Sebastian Abreu entrou no time uruguaio aos 30 minutos no lugar de Edison Cavani. E na primeira descida com ele em campo, Maxi Pereira cruzou e Suarez tocou de cabeça para outra boa defesa de Kingson. Assim como contra os Estados Unidos, Gana fez de tudo para levar o jogo para prorrogação. E conseguiu.
Mais uma chance
A dúvida na segunda etapa era como seria o desempenho de Kingson, o termômetro do jogo. Ele conseguiu jogar os primeiros 25 minutos como um dos melhores da Copa e os primeiros 25 do segundo tempo como o pior. O saldo acabou sendo positivo, pois ele salvou quatro e “frangou” um chute.
Gana começou a tempo extra com mais vontade, mas sem pontaria. Com 5 minutos, Asamoah chutou de fora da área sem direção. Dois minutos depois, Gyan saiu trombando com a zaga uruguaia e quase levou a melhor. Muslera defendeu.

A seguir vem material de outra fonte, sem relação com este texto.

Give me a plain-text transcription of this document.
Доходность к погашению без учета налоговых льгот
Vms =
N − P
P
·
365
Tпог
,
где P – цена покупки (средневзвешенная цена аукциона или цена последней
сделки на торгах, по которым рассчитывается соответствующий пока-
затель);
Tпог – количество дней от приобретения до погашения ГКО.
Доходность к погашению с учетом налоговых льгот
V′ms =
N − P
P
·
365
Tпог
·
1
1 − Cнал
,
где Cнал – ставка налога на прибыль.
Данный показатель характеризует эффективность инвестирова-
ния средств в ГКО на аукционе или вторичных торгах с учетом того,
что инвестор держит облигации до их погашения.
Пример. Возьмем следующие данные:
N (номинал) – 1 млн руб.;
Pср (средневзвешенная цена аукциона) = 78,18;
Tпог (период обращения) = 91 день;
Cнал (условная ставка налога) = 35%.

Kingson voltou novamente a atuar como espectador. Forlán ainda teve uma oportunidade de marcar aos 8 minutos do segundo tempo, mas mandou longe do gol. Aos 14 minutos, Muslera fez grande defesa em chute Asamoah. Com 15 minutos, falta para Gana pela direita. No cruzamento, Scotti tirou com o pé a bola que ia entrando no gol na primeira tentativa. Na segunda, Suarez usa as duas mão, evita gol certo, e o árbitro marcou pênalti, expulsando o atacante.

Suarez evitou o gol de Gana com as duas mãos (Reuters)
Suarez, expulso, ainda enxugava as lágrimas de desespero quando Gyan quase derrubou a trave na cobrança de pênalti. Foi a vez do jogador de Gana, que jogou a chance de classificar sua seleção fora, ter um ataque de nervos. Inacreditável fim de jogo.
Pênaltis
A Copa do Mundo da África do Sul conhecia sua segunda decisão por pênaltis - o primeiro foi Paraguai e Japão, vencido pelos sul-americanos. O jogo passou a depender e Kingson e Muslera e do jogadores escalados para as cobranças.
O Uruguai começou batendo. Forlán tocou no canto com tranquilidade. Gyan, que perdeu penalidade no último minuto de jogo, foi o primeiro de Gana a chutar. Desta vez ele fez, empatando em 1 a 1. O zagueiro Vitorino bateu o segundo e converteu, assim como Appiah, de Gana.

Muslera pega cobrança de Adiyiah (Reuters)
Scotti fez o terceiro do Uruguai e Mensah inventou uma nova maneira de bater mal pênaltis. Sem tomar distância, jogou em cima do goleiro Muslera. Maxi Pereira podia colocar o Uruguai na frente, mas isolou a bola e perdeu. Muslera então apareceu no jogo, defendendo a segunda penalidade no chute de Adiyiah. Gana ficou pelo caminho de maneira triste. Teve tudo para ser o melhor africano em Copas, mas Kingson resolveu ser espectador nas penalidades e Loco Abreu fechou a contagem em 4 a 2.